4.3. Un environnement hostile

L’architecture, l’urbanisme, mais aussi la voierie et le mobilier urbain sont hélas conçus sur des bases fonctionnelles et esthétiques qui privilégient majoritairement le visuel, négligeant bien souvent les autres sens. Non seulement cela handicape les aveugles et malvoyants, mais cela constitue aussi une approche réductrice de la perception de l’environnement par l’ensemble de ceux qui se déplacent en ville (Amedeo & Speicher, 1995). Quelques progrès ont été faits ces dernières années en matière de « paysage sonore » (Murray Shafer, 1979), mais les efforts restent limités à quelques situations particulières. Pourtant, les travaux du Centre de Recherche sur l’Espace Sonore et l’Environnement Urbain (CRESSON)11 révèlent depuis quelques années déjà, l'efficacité des ambiances architecturales et urbaines. L’environnement visuel et/ou sonore d’un individu participe alors à son positionnement dans l’espace ainsi qu’à son action.

‘« Le son participe également d’une recomposition des territoires urbains. L'analyse du paysage sonore (Augoyard, 1991), comme celle de l'usage du baladeur en ville (Thibaud, 1992), montre comment la manipulation de l’environnement ou d’objets sonores permet à la fois des jeux de distanciation (ou de rapprochement) entre les individus et une redéfinition des limites spatiales des lieux : la distribution des formes sonores du lieu ne correspond pas nécessairement à ce que l’organisation visuelle nous donne à voir (...). » (Thomas, 2004b, p.244)’

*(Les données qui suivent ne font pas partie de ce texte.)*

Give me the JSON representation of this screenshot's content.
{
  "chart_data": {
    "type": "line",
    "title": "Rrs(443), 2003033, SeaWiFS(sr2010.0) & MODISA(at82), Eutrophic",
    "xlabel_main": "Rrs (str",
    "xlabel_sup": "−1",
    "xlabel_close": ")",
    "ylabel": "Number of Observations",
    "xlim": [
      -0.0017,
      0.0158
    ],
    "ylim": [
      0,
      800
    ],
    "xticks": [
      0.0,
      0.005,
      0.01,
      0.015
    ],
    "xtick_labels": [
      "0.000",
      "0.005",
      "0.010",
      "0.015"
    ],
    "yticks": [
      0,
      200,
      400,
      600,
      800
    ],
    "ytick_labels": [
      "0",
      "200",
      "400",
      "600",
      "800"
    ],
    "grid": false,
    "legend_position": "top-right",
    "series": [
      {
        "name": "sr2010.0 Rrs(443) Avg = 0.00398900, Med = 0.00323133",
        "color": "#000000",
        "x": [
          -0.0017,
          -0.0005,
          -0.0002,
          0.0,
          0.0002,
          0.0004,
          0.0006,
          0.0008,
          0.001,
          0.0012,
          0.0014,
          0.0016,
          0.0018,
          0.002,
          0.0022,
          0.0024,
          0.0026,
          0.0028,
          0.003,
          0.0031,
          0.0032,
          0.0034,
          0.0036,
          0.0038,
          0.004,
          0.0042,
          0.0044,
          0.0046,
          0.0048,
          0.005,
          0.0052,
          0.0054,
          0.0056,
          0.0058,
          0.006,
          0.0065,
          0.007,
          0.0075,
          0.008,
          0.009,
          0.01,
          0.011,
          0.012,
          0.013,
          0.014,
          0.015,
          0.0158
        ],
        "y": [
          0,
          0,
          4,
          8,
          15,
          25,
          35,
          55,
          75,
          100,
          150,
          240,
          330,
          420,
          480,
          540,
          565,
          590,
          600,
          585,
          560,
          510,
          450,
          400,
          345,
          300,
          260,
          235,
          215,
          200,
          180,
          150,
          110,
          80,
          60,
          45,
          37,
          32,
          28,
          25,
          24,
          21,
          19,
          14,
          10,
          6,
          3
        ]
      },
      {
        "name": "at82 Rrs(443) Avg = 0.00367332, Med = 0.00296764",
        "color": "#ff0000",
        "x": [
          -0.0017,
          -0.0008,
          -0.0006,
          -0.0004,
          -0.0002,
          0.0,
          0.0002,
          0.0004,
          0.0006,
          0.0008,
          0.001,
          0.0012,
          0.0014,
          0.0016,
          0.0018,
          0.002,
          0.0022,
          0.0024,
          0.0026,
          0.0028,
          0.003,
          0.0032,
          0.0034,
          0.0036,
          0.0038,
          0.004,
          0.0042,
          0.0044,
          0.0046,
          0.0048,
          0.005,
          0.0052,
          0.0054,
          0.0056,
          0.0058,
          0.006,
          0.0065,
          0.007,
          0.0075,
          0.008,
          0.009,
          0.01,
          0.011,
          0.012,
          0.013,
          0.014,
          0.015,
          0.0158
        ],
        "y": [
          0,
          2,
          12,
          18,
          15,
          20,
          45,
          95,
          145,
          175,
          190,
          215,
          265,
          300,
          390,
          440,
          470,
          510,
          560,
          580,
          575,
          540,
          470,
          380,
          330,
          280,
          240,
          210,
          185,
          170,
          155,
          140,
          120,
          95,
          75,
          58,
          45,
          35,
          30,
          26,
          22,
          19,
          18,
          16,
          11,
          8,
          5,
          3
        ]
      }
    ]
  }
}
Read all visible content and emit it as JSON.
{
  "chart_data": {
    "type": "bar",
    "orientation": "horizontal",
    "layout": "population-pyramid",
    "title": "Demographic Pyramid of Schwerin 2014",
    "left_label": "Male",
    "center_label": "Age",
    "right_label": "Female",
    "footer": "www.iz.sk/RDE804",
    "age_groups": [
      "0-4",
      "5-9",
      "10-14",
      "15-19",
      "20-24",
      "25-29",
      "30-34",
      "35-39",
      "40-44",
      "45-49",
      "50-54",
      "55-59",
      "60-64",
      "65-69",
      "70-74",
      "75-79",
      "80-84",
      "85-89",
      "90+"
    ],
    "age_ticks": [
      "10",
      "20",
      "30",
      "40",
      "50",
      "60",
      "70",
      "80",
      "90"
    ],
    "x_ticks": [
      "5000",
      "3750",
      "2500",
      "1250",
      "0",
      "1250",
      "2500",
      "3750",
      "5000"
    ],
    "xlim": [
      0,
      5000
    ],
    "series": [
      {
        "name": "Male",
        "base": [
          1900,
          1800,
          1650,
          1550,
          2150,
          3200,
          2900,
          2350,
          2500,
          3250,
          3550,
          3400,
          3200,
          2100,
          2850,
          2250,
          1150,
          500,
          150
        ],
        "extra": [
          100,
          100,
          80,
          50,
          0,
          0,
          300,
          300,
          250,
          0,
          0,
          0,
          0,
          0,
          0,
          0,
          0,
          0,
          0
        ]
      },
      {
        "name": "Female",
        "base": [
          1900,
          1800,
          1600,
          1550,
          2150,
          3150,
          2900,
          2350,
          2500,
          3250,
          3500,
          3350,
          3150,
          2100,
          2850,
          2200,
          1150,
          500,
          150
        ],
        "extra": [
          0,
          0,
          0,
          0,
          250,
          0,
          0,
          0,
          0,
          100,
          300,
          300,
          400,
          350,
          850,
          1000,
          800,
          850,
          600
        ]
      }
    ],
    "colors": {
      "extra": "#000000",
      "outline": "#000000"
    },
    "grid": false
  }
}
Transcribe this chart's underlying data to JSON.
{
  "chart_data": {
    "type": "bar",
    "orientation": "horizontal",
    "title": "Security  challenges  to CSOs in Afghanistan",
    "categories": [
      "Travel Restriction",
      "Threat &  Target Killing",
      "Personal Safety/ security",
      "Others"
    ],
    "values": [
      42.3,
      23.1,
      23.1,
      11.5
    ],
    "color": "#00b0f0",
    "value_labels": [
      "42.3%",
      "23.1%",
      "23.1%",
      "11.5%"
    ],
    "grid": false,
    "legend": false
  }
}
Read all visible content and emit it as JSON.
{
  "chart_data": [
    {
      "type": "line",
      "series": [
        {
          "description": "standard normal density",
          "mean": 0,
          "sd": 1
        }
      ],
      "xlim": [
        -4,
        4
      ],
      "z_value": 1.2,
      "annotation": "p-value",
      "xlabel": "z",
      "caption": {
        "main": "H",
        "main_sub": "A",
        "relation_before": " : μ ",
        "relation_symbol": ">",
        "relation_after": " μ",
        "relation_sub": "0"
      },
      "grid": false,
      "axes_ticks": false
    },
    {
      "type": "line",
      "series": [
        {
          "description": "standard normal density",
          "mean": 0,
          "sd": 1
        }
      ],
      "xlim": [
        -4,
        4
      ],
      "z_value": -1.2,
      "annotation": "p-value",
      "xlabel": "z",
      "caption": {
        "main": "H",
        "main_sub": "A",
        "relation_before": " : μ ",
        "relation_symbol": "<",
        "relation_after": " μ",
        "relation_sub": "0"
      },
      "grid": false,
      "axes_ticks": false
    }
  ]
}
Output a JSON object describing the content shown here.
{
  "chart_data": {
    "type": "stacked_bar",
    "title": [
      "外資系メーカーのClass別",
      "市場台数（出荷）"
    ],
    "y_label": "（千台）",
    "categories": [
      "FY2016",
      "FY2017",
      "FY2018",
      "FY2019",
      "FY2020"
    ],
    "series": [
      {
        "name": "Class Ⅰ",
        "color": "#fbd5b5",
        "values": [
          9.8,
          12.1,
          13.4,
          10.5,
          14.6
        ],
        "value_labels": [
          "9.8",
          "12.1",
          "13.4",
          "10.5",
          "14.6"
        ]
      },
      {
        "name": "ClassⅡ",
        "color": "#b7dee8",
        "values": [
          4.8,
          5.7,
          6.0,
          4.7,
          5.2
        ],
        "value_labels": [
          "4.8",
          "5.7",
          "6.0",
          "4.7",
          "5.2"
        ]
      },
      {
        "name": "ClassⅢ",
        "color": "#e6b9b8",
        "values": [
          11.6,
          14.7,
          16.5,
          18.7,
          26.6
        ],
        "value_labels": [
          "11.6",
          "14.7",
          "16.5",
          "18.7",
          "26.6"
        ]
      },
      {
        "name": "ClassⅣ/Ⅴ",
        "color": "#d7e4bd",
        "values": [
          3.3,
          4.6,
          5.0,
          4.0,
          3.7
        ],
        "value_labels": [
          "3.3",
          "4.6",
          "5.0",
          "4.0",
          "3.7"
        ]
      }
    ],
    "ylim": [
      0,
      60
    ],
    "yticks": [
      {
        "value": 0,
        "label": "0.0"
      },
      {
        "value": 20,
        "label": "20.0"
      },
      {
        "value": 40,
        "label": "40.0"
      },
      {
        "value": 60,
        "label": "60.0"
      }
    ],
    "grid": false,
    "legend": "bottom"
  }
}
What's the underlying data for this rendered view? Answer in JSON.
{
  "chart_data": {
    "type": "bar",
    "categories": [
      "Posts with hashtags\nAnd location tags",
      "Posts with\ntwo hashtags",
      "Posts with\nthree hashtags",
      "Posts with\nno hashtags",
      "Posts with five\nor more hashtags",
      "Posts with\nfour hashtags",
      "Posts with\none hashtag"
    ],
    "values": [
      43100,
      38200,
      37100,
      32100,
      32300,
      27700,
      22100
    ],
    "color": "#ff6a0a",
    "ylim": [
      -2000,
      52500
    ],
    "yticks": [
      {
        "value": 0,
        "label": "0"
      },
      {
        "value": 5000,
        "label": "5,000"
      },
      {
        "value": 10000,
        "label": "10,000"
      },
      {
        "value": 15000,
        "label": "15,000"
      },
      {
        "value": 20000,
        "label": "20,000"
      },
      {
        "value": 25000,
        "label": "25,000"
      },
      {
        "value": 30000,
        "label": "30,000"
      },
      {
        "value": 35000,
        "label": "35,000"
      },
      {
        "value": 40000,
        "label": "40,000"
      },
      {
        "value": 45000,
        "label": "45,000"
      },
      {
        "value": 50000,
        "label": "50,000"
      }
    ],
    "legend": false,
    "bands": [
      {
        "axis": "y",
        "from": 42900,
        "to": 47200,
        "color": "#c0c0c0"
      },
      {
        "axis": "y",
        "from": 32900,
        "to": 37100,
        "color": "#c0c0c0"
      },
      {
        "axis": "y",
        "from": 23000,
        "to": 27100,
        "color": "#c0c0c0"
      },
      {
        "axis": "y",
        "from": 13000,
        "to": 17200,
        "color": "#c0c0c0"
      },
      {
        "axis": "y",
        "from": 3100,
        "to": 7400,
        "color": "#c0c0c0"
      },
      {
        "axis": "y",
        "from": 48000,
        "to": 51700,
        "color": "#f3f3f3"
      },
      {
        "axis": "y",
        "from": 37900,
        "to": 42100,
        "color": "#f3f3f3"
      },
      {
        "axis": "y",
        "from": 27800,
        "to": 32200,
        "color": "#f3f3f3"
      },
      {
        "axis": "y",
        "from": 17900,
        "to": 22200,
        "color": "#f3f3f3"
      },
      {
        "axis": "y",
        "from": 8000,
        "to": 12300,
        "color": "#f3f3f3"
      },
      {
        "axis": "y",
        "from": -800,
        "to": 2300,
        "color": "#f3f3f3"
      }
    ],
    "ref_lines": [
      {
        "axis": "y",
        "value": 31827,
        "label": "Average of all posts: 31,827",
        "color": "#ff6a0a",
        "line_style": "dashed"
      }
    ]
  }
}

Traverser une rue (fig. 11), éviter les obstacles, assurer son positionnement dans l’espace et la rectitude de son déplacement, peuvent s’avérer extrêmement problématiques chez une personne privée de vision, comme nous l’avons évoqué précédemment.

Figure 11 : Participant à notre recherche, s’apprêtant à traverser la chaussée
Figure 11 : Participant à notre recherche, s’apprêtant à traverser la chaussée Cette photo peut paraître surprenante : en effet, les marcheurs aveugles gardent habituellement la main opposée à la canne comme support sécurisant pour les obstacles non repérés avec celle-ci. Ce participant nous a expliqué justement qu’en se positionnant de la sorte, il évite de cogner constamment sa main contre le mobilier urbain.

Source : Baltenneck (2010)

L’évitement des obstacles, par exemple, demeure certainement la pratique qui, chez l’aveugle, suscite l’actualisation des savoir-faire les plus divers. Deux grandes catégories d’obstacles, propres à l’aménagement urbain, entravent principalement la locomotion chez l’aveugle : les obstacles immobiles de petite taille et les obstacles immobiles plus volumineux.

‘« Les premiers englobent l’ensemble des potelets porteurs de panneaux indicateurs au-dessus de 2,20 mètres et les objets au sol de hauteur égale ou supérieure à 0,30 mètre et de longueur égale ou supérieure à 0,90 mètres. […] Les seconds sont constitués par le mobilier urbain de type abribus, cabine téléphonique, bancs publics, etc. Ils sont donc l'objet de heurts soudains et brutaux. » (Hugues, 1989, p. 36)’

Leur détection perturbe la déambulation (arrêt brutal, hésitation, désorientation), pouvant ainsi affecter la poursuite du trajet. Ce type de mobilier urbain n’est perceptible qu’au toucher de la canne et leur détection ne peut être en aucune manière anticipée par l’aveugle, sinon par mémorisation de son emplacement lors des trajets de reconnaissance. Ces obstacles, quels qu’ils soient, réclament une grande vigilance et une adaptation permanente à la structure environnementale.

Notes
11.

Voir le site web : http ://www.cresson.archi.fr/

12.

Cette photo peut paraître surprenante : en effet, les marcheurs aveugles gardent habituellement la main opposée à la canne comme support sécurisant pour les obstacles non repérés avec celle-ci. Ce participant nous a expliqué justement qu’en se positionnant de la sorte, il évite de cogner constamment sa main contre le mobilier urbain.